Diese Studie relativiert die 'Notwendigkeit' staatlicher (Weltraum-) Technologiepolitik. Dafür werden die Institutionen der dezentralen Handelnsordnung ebenso wie die des politischen Systems auf ihre Leistungsfähigkeit und Grenzen geprüft. Die Markt-Systemtheorie schafft Raum für eine sukzessive Evolution des technischen Fortschritts. Diesem steht ein industriepolitischer Technologie-Konstruktivismus gegenüber. Die prozeßtheoretischen Überlegungen werden (u.a.) an den ESA-Großprojekten HERMES, COLUMBUS, ARIANE-V und den Einzelergebnissen der Technologieförderung getestet. Theoretisches und empirisches Fazit: der dynamische Marktwettbewerb hat eine intensive Innovationswirkung und geht - erheblich - schonender mit knappen Ressourcen um. So läßt sich, unter Einbeziehung der politischen Ökonomie, eine Erklärung für die üppigen Weltraumprogramme mit hoher Relevanz auch für die aktuelle ökonomische Krise finden.
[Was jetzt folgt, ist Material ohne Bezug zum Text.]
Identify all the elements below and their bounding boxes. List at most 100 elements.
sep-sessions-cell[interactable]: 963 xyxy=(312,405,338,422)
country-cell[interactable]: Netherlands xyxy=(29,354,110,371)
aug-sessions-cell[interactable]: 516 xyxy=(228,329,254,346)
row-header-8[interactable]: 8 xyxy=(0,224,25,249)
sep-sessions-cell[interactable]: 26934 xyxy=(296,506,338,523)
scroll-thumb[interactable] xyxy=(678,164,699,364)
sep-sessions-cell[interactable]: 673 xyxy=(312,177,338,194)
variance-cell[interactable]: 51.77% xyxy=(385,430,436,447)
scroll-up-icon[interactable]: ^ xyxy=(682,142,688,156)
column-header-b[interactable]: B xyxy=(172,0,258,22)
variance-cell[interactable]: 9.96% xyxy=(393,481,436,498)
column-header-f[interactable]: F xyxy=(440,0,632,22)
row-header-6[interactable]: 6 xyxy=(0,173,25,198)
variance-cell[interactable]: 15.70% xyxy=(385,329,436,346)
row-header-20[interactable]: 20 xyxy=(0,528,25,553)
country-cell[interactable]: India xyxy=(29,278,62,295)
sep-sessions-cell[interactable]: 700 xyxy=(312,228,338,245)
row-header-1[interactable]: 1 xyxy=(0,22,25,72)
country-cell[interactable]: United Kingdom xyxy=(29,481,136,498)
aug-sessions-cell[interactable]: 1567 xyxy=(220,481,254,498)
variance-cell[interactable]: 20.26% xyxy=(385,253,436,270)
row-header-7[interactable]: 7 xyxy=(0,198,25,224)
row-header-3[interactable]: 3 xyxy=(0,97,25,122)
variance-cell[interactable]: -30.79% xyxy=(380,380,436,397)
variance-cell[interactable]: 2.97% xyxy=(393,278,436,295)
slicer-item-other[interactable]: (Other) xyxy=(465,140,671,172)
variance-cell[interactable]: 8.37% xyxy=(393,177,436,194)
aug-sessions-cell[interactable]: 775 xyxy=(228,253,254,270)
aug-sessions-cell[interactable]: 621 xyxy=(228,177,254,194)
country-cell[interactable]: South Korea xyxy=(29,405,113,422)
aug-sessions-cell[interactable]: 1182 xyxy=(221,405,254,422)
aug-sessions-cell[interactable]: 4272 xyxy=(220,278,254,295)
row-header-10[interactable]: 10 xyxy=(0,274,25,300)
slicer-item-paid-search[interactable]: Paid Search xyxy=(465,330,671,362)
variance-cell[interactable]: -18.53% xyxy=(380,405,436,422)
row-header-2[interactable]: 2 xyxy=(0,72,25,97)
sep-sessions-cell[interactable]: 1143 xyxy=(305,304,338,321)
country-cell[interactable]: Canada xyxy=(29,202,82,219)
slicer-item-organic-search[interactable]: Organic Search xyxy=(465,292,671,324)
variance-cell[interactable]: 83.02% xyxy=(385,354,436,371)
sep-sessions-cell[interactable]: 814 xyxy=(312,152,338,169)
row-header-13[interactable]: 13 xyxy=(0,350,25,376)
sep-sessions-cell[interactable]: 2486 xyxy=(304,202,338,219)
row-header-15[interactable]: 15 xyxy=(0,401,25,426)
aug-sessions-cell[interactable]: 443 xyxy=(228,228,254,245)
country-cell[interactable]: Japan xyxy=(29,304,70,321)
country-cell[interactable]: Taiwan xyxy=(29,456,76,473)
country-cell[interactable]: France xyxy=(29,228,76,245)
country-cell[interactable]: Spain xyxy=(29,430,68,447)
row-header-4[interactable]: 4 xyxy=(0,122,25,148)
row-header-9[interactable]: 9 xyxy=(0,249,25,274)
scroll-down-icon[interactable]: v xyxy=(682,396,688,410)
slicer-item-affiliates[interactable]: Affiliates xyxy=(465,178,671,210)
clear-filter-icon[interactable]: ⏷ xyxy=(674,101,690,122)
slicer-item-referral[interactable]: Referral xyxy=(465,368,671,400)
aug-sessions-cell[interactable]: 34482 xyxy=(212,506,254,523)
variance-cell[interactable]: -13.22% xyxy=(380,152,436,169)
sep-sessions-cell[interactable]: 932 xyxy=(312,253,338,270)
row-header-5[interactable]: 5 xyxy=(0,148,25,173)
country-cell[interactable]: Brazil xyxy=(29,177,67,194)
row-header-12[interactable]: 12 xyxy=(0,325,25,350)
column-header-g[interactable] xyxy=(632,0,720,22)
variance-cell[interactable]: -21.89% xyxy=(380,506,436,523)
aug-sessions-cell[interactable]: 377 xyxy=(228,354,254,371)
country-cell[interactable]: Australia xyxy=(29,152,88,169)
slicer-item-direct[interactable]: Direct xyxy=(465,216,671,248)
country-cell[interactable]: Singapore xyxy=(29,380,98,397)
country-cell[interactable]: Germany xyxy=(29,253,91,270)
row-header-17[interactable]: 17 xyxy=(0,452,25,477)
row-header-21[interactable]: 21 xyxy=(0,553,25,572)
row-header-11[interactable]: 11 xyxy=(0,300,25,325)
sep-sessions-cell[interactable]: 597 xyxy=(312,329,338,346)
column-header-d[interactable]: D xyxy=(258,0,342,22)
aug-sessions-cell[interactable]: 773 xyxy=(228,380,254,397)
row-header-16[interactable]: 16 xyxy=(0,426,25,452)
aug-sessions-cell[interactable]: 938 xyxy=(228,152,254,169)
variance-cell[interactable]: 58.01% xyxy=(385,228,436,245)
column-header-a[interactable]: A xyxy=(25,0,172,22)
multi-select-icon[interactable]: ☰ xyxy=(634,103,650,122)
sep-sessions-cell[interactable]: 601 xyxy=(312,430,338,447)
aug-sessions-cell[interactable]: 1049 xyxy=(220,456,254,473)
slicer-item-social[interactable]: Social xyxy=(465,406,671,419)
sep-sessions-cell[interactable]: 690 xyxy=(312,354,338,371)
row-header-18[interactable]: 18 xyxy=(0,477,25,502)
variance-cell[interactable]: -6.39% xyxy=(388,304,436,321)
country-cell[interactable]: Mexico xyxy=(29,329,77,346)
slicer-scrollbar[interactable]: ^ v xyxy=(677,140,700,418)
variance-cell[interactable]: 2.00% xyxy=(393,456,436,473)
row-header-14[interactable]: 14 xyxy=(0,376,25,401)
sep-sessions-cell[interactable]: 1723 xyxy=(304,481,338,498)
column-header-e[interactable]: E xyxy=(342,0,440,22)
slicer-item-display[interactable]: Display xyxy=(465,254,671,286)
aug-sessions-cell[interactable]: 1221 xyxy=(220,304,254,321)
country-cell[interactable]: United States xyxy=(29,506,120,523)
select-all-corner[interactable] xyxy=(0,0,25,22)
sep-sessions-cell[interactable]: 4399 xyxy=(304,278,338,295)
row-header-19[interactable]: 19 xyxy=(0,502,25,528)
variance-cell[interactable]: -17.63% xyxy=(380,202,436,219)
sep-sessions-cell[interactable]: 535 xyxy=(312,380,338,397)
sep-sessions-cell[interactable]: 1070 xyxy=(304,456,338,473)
Aus dem Inhalt: Ziele und Geschichte der deutschen/europäischen Weltraumprogramme - Marktprozeß, technischer Fortschritt und Marktversagen - Staatsaufgaben, Staatsversagen und Ressourcenverschwendung - Raumfahrtengagement der Bundesrepublik - Auftragsvergabe und Beschaffungsverfahren von BMFT/ESA - Einzelergebnisse der Technologieförderung - Raumfahrt und Neue Politische Ökonomie.